I remember every frou-frou on the ballerina-length pale pink dress I wore to my Senior Prom but can’t tell you what I cooked for dinner last night. I recommend books to my friends. Recalling the title or author? Doesn’t always happen in a flash.

And Him? Mr. Wonderful is prone to the gout. He’s presently PT-ing a muscle tear in his shoulder that’s keeping him off the golf course. He has days, honestly, when he can feel his hair grow.  And his hearing …. his HEARING! ….let’s not go there.

So there we were, slipping smoothly and steadily into senioritis when Something Happened. And it had our kids looking at us and wondering aloud, “Who are those people?”

He spent all last year hunched over his computer writing a musical electronic children’s book (illustrated by good friend and artist Steve Hrehovcik) that was just accepted by Apple as an App and an iBook. And I am building a website and starting a blog, Wandering With Val, which will come to your computer every week or so.

Truthfully, we have the Apple Help Line on speed dial, but somehow, some way, we were able to accomplish something on our computers beyond reading mail. Those hours we spent discussing swing thoughts and putting techniques have morphed into chats about android download-capability and assessments of digital publishing software companies, such as PubCoder.  I’m checking out WordPress and MailChimp, plus devouring Googled articles about blogging. We write and revise, research and create.
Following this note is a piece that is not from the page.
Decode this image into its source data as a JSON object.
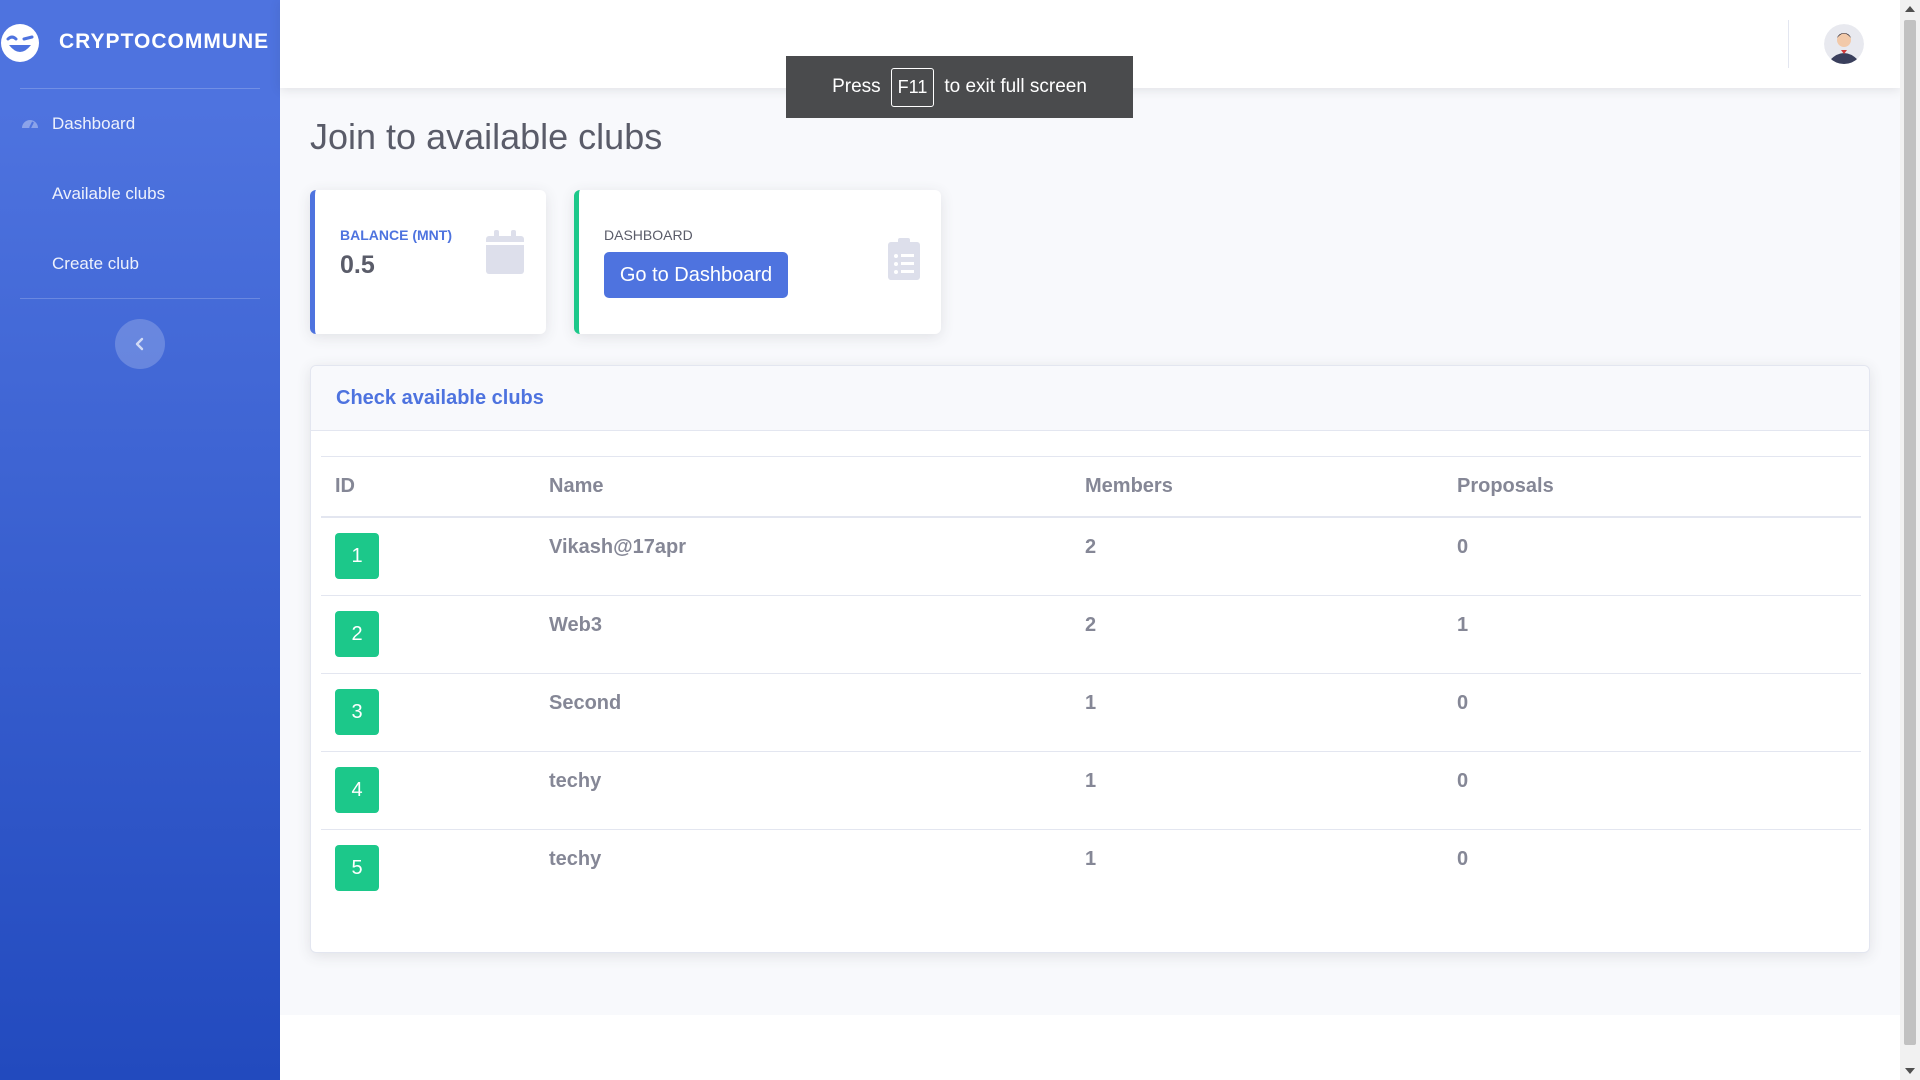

We are not alone in embracing new adventures and projects at our “advanced ages.” My friend Fred has just signed up to be a driver for Uber. Sandra and Martha sell monogrammed jute bags in a host of stores from Long Island to Maine via California. Ken’s photographs appear on hospice walls. Caren is manning phones in LL Bean’s order department for the Christmas season. Louise redesigns kitchens throughout most of southern Maine, Betty sells houses all over town. Bob volunteers at the Habitat for Humanity ReStore, Lizzie sells firewood in Rocky Mountain National Park, Margaux opened a knit shop in Park City. None of them are spring chickens.  Almost all get Social Security. Take THAT, Dotage and Decrepitude and Dillydallying!

So watch out world: Me and Him, we’re striding happily into a whole new landscape. We are those people.